A 2005 film by writer/director Ti West, produced under the auspices of Larry Fessenden's Glass Eye Pix, THE ROOST begins with an intriguing conceit: that the film is the presentation of a late-night horror show a la Chilly Billy Cardille or Ghoulardi. Bookending the film in grainy black-and-white and featuring MANHUNTER's Tom Noonan as the sinister emcee, this nostalgic touch quickly wears thin by running way too long. Noonan's also much too sedate to be an adequate host, talking in a soft monotone that made me more drowsy than frightened and lacking the cornball gallows humor that made those old shows so endearing.
When the film proper finally gets underway, I was immediately struck by West's stylistic prowess. His color scheme suggests many viewings of SUSPIRIA at an impressionable age, and his use of shadow and natural light during his nighttime exteriors are impressive for a young director. I especially liked how West employed ambient sound and background noise (particularly an ongoing radio show that's never directly acknowledged) to create a plausibly chilling atmosphere. Unfortunately, this technical skill is wasted on the blandest, most personality-barren cast this side of the CW and a story that never gathers quite enough steam.

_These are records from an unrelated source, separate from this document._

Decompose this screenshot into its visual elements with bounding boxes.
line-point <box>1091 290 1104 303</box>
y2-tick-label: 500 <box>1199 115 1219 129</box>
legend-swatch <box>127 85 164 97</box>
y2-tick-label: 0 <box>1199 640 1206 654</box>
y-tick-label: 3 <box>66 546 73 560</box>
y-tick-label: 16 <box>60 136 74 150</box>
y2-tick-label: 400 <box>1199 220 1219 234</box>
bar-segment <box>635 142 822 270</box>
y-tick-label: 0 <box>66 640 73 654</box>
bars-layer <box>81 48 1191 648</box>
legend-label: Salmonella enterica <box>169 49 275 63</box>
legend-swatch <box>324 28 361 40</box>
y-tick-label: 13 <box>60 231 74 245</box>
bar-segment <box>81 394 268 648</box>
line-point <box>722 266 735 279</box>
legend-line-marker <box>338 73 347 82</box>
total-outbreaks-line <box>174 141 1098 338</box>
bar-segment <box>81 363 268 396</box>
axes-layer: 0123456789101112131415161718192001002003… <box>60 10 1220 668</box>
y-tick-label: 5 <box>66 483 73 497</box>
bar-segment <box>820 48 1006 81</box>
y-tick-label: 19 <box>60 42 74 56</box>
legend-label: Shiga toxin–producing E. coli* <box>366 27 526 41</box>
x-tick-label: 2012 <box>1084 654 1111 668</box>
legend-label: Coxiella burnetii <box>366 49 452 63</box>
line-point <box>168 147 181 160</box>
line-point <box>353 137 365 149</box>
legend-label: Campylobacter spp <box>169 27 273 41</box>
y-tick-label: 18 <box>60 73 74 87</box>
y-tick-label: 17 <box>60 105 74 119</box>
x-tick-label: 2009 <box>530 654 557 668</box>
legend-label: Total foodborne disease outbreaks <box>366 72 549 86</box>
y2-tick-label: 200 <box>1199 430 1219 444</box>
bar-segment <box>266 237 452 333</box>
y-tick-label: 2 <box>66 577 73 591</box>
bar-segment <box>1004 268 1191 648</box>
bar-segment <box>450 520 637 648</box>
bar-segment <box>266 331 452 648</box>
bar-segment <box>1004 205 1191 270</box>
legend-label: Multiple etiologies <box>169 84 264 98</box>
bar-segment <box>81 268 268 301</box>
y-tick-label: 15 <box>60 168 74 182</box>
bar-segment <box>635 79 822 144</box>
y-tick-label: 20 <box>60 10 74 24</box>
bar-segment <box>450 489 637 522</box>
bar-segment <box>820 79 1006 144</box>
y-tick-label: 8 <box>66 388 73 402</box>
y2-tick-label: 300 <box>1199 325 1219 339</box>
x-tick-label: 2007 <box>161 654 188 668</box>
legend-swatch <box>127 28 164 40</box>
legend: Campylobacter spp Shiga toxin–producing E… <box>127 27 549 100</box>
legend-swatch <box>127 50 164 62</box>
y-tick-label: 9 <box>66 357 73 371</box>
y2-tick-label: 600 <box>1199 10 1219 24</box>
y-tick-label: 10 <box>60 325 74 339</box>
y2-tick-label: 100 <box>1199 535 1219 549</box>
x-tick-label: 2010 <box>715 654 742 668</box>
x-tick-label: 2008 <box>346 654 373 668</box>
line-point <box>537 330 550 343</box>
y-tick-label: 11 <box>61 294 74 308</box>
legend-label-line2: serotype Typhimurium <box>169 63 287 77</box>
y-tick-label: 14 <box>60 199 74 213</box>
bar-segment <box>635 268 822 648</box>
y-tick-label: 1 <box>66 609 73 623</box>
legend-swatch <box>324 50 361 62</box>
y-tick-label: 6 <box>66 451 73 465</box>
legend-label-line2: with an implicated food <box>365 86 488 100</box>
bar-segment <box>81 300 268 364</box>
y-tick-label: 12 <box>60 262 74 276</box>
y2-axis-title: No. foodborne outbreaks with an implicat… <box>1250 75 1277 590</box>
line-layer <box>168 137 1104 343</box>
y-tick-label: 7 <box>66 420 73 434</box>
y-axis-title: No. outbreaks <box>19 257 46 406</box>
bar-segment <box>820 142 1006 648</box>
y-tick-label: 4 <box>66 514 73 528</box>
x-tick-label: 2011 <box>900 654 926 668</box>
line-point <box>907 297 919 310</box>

The set-up--a group of Gen-Y'ers en route to a wedding get waylaid in a car accident and seek refuge at a secluded farmhouse, only to find a horde of bloodthirsty bats roosting in the barn--sounds like fast-paced, pulpy fun. Well, it's certainly not fast-paced (West keeps the pace deliberate, a forgivable offense when generating suspense, but too often it borders on tedium) and his characters take their trite, heard-it-a-million times dialogue much too seriously (most of the conversations sound like acting-class exercises recorded for posterity), taking the lowbrow fun out of its meager CGI effects. Actually, these people take the fun out of the entire film, with their petty backstories and barely-audible confrontations, a group of cyphers so semi-dimensional they're immediately forgotten after the shitty ending.
That's all well and good, you may be thinking, but what about the zombies? Well, the DVD sleeve mentioned them, and I think there are a few, as the bats' victims rise and briefly terrify the remaining survivors. For a second I thought they may have been infected with rabies and transformed into drooling maniacs, though the change is so sudden that it makes about as much sense as bat-bites making people zombies. And if they are in fact zombies, why would you make them such an insignificant part of the story? Why make them a part at all, since there really isn't room for them in a people vs. bats movie.
I'm sure there are answers, but given the film's hip independent pedigree, they're no doubt mired in the same navel-gazing self-absorption that bogged the movie down in the first place. I'm all for welcoming fresh talent into the genre fold, but at least bring something more to the table than a sharp DP.